Robinson a précédemment étudié comment les stimuli et l'activité des gènes s'influencent mutuellement. Ce faisant, il a donné un nouveau tournant au débat nature-culture. Il a découvert, entre autres, quels gènes déterminent la division du travail chez les insectes mellifères et comment leurs cellules cérébrales s'adaptent génétiquement aux nouvelles informations. Il a également prouvé que chaque abeille a sa propre personnalité.
Obésité
Les découvertes de Robinson ont secoué la sociologie, la science du comportement et la psychologie. "Bien sûr, je ne suis ni médecin ni diététicien", dit-il, "mais je pense qu'il y a un parallèle entre la disparition des abeilles et "notre" épidémie d'obésité." Aux États-Unis, le sirop de fructose a été discrédité comme une possible cause de l'épidémie d'obésité. Au cours des dernières décennies, les Américains sont passés d'une consommation moyenne de zéro à plus de 25 kilogrammes par an. Le sirop se retrouve entre autres dans les boissons gazeuses et les biscuits.
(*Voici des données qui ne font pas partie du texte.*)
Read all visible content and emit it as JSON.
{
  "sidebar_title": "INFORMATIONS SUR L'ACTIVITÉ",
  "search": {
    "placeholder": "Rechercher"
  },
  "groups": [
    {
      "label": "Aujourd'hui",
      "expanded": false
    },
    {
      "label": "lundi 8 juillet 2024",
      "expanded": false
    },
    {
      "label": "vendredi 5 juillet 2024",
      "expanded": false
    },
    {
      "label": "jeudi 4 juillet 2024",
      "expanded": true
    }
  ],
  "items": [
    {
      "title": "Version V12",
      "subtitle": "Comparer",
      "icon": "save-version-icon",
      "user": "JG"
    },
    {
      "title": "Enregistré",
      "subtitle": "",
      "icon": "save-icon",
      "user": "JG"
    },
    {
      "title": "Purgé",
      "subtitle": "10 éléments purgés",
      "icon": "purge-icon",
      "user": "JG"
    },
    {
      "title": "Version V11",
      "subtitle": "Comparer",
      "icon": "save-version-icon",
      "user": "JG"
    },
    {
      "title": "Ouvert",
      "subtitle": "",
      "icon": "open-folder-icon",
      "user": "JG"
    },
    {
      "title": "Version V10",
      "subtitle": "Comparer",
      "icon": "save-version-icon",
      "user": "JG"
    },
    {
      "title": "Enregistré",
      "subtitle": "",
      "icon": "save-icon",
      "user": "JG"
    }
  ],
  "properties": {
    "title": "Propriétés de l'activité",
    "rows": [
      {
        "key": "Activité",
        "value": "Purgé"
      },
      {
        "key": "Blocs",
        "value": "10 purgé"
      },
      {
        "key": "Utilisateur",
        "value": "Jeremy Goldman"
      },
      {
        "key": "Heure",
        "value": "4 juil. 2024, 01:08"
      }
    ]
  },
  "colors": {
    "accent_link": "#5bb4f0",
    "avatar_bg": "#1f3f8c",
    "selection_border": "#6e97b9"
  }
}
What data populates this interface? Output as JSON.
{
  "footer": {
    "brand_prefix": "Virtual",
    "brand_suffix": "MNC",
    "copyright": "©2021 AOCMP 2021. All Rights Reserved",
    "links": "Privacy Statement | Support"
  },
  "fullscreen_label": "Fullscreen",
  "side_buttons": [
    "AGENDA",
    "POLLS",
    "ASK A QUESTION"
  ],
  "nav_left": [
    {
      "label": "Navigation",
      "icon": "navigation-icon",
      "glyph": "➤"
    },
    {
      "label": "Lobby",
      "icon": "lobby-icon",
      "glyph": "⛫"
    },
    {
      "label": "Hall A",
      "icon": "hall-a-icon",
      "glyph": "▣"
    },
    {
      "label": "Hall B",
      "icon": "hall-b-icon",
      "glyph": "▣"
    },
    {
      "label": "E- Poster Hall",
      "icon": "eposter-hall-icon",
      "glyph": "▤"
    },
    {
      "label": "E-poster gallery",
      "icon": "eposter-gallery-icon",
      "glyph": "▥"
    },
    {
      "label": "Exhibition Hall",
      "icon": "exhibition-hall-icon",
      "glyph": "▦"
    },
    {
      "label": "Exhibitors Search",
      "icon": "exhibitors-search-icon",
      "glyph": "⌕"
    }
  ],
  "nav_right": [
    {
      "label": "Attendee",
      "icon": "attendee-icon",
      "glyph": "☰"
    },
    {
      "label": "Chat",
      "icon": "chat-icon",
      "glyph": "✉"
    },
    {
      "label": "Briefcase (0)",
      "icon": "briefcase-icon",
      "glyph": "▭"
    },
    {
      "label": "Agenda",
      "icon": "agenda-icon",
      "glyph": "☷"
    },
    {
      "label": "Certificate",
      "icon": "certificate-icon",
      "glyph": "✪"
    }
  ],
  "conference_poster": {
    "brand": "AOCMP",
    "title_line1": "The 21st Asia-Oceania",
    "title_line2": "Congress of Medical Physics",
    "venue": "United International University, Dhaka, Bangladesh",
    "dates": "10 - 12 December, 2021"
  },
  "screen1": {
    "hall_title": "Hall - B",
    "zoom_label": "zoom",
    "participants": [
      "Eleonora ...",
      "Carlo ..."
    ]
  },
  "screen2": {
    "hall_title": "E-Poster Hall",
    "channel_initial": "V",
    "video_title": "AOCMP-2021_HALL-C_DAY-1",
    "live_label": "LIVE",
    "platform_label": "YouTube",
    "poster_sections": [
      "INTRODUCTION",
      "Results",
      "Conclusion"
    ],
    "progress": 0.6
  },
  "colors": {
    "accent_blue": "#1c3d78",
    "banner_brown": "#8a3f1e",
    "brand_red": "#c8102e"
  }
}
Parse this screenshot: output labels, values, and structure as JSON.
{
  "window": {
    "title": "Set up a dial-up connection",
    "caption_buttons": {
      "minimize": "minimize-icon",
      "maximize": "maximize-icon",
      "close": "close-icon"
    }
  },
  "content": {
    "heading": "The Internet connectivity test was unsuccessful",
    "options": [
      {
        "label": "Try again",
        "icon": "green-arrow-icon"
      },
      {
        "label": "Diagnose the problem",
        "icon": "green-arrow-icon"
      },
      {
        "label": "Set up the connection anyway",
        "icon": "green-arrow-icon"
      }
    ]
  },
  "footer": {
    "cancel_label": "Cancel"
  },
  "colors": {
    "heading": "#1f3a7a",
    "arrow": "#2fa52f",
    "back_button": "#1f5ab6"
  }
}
Le sirop, dont la formule de fabrication est top secrète, a un goût plus sucré que le sucre. La seule différence entre le sirop et le sucre granulé est que les sucres contenus dans le sucre granulé forment ce que l'on appelle des disaccharides, alors qu'ils se trouvent librement dans le sirop. De plus, la composition est identique.
Il a été démontré que le sirop provoque l'obésité chez les mammifères tels que les rats. Industriels agroalimentaires, médecins et diététiciens se livrent un débat houleux :le sirop est-il à l'origine de l'épidémie d'obésité ? "En tout cas, le corps de l'abeille semble être extrêmement sensible à la différence entre le sirop et le miel - même si le rapport entre le fructose et le glucose est identique."
La question est de savoir si le sirop de fructose émet également un certain signal chez les mammifères qui confond le foie. En conséquence, cet organe penserait à tort que le corps doit stocker de la graisse.
Pas de gens sans abeilles ?
Dans le monde, environ 200 milliards d'euros sont dépensés chaque année pour des cultures pollinisées par les abeilles. Les apiculteurs de Belgique et des Pays-Bas luttent également contre la disparition de la maladie des abeilles. Et en Irlande du Nord, par exemple, le nombre d'abeilles a même diminué de moitié à certains endroits.
"Sans abeilles, il n'y aura plus d'humains dans quatre ans", a dit un jour Albert Einstein. Environ dix pour cent de la nourriture mondiale dépend des pollinisateurs. Sans les abeilles, notre alimentation serait de toute façon beaucoup moins variée, avec moins de fruits et légumes.
"En éliminant le sirop de notre nourriture, nous pourrons peut-être arrêter une partie du déclin des abeilles", déclare Robinson. "Le moment est venu pour les apiculteurs de recommencer à nourrir leurs colonies d'abeilles de manière traditionnelle."